There are multiple posts 1 2 3 4 on this website which tangentially touch on this quesion, but I haven't found any that ask directly this: Would you flirt with the idea of using UMAP, t-SNE, Diffusion Map, Force Atlas2, ICA or any other low-dimensional embedding as the basis for the cell clustering (whatever the clustering method downstream k-means, sNN, Louvain, etc.)?

It does happen more often than not in my analyses that with the standard Seurat pipeline of cluster definition via PCA -> kNN -> Louvain, the downstream UMAP cell embedding sometime puts cells from the same PCA cluster into two opposing extremities of the UMAP 2d representation. Even though UMAP makes sense when you look at the known marker genes (i.e. there are patterns of gradual decrease of expression or patches of locally highly concentrated expressing cells, for example)

We are always told that we should use PCA for cell clustering because it doesn't distort the euclidian distances between the cells, unlike all the methods mentioned above (except for ICA). but what if I LIKED my UMAP embedding more than the PCA? What if I thought that it had done a better job at emphasizing closer distances between the cells (see the last sentence of the previous paragraph) which probably correspond to cell states/cell types?

I've been facing a similar challenge, and here are my thoughts on the points you brought up. I'm really interested in discussing this further and hearing what others think.

Low-dimensional embedding for visualization purposes: You talked about how UMAP sometimes splits cells from the same PCA cluster into two separate UMAP visuals. When we plot cells in 2D, they might look like they belong together, but if we consider higher dimensions like the 3rd, 4th, or 5th, they could be quite distant from each other. That's why we often need to consider many Principal Components (like 50-100) to get a good grasp of the original data layout. UMAP or t-SNE comes in handy over a simple 2D PCA plot because they are better at keeping the local and global relationships of cells across many dimensions.
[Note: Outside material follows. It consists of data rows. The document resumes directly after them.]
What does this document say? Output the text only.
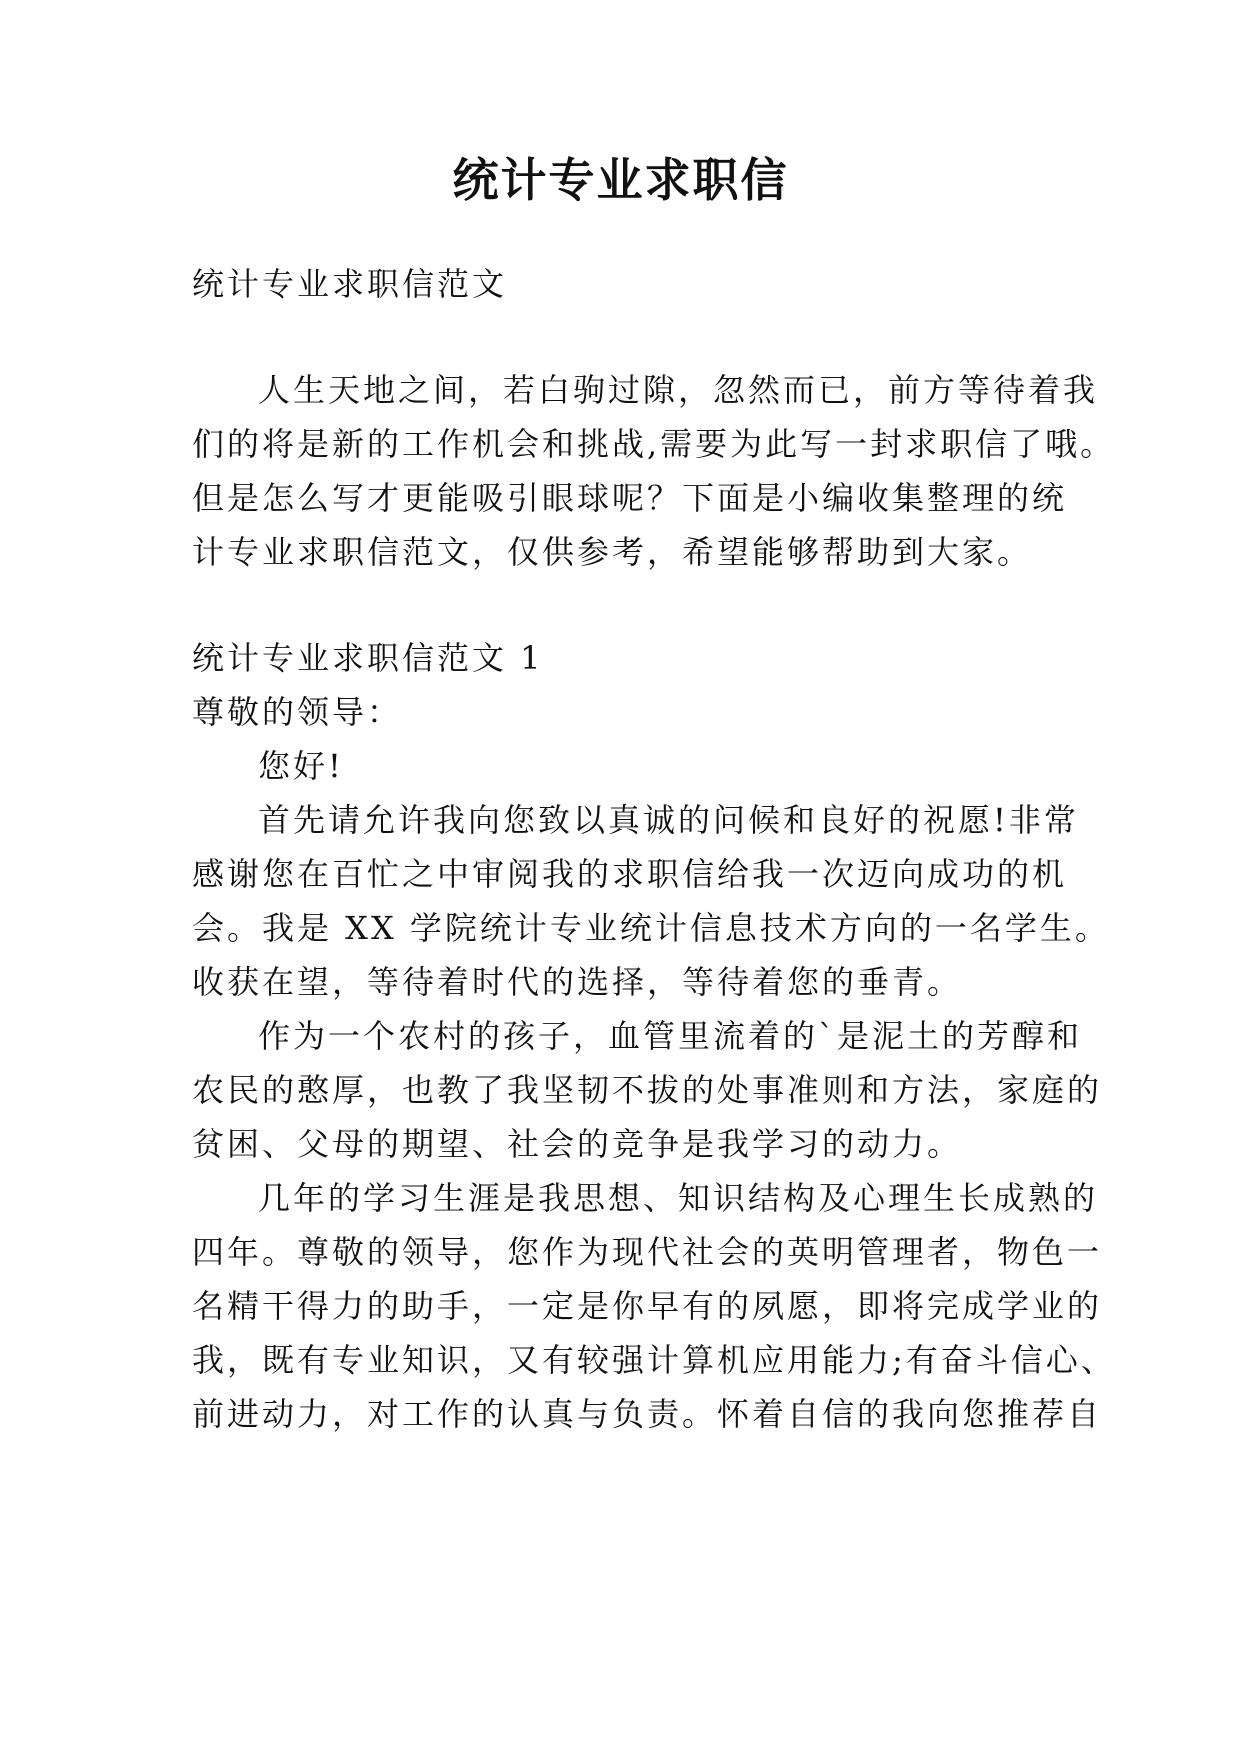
统计专业求职信

统计专业求职信范文

人生天地之间，若白驹过隙，忽然而已，前方等待着我

们的将是新的工作机会和挑战,需要为此写一封求职信了哦。

但是怎么写才更能吸引眼球呢？下面是小编收集整理的统

计专业求职信范文，仅供参考，希望能够帮助到大家。

统计专业求职信范文 1

尊敬的领导：

您好!

首先请允许我向您致以真诚的问候和良好的祝愿!非常

感谢您在百忙之中审阅我的求职信给我一次迈向成功的机

会。我是 XX 学院统计专业统计信息技术方向的一名学生。

收获在望，等待着时代的选择，等待着您的垂青。

作为一个农村的孩子，血管里流着的`是泥土的芳醇和

农民的憨厚，也教了我坚韧不拔的处事准则和方法，家庭的

贫困、父母的期望、社会的竞争是我学习的动力。

几年的学习生涯是我思想、知识结构及心理生长成熟的

四年。尊敬的领导，您作为现代社会的英明管理者，物色一

名精干得力的助手，一定是你早有的夙愿，即将完成学业的

我，既有专业知识，又有较强计算机应用能力;有奋斗信心、

前进动力，对工作的认真与负责。怀着自信的我向您推荐自
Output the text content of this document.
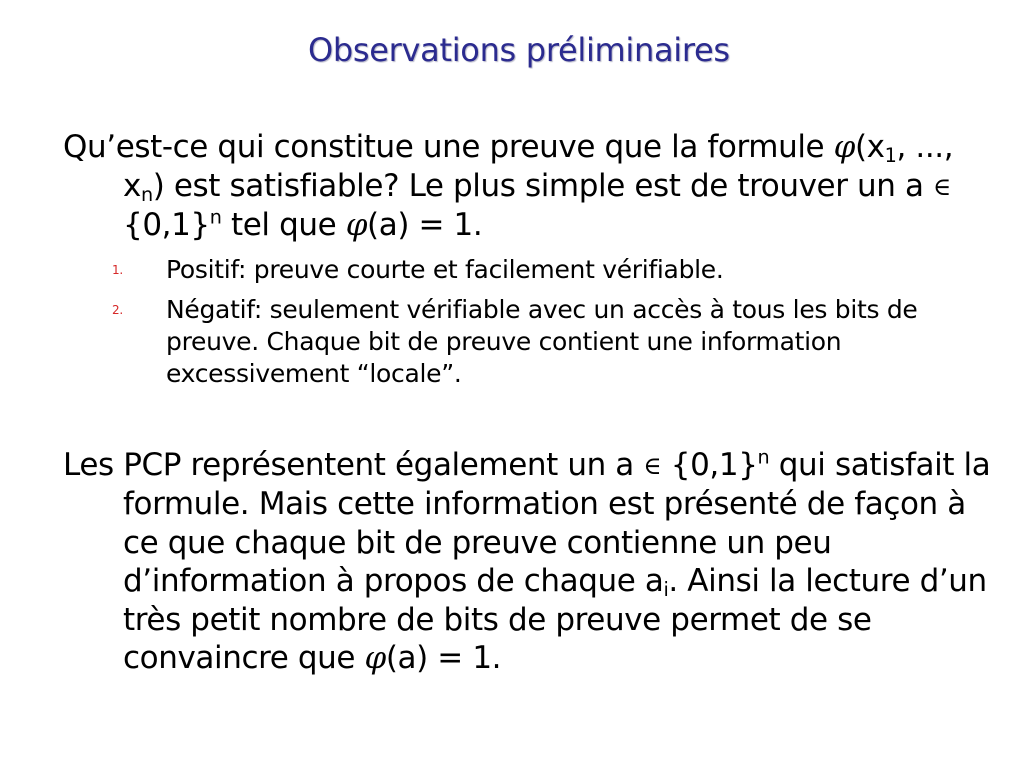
Observations préliminaires

Qu’est-ce qui constitue une preuve que la formule $\varphi(x_1$, ..., $x_n$) est satisfiable? Le plus simple est de trouver un a ∈ $\{0,1\}^n$ tel que φ(a) = 1.

1. Positif: preuve courte et facilement vérifiable.
2. Négatif: seulement vérifiable avec un accès à tous les bits de preuve. Chaque bit de preuve contient une information excessivement “locale”.

Les PCP représentent également un a ∈ $\{0,1\}^n$ qui satisfait la formule. Mais cette information est présenté de façon à ce que chaque bit de preuve contienne un peu d’information à propos de chaque $a_i$. Ainsi la lecture d’un très petit nombre de bits de preuve permet de se convaincre que φ(a) = 1.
Low-dimensional embedding for clustering: The goal here is to use embeddings to measure the "distance" between cells, helping us understand how similar they are in terms of transcriptional status. I ran a small test with various popular clustering methods on my own data, and the results were quite consistent. Among the clustering methods, Leiden and Louvain might be more biologically relevant in this scenario. However, I think the method used for calculating "distance" is crucial. A concern with PCA is that it only captures linear relationships, whereas gene interactions in regulatory networks can be nonlinear. The scVI toolkit, for instance, employs a Variational AutoEncoder (VAE) to catch these nonlinear relationships when measuring distances between cells.

So, circling back, I would experiment with different dimension reduction techniques, both PCA-based and VAE-based, and check if the results align well with biological interpretations.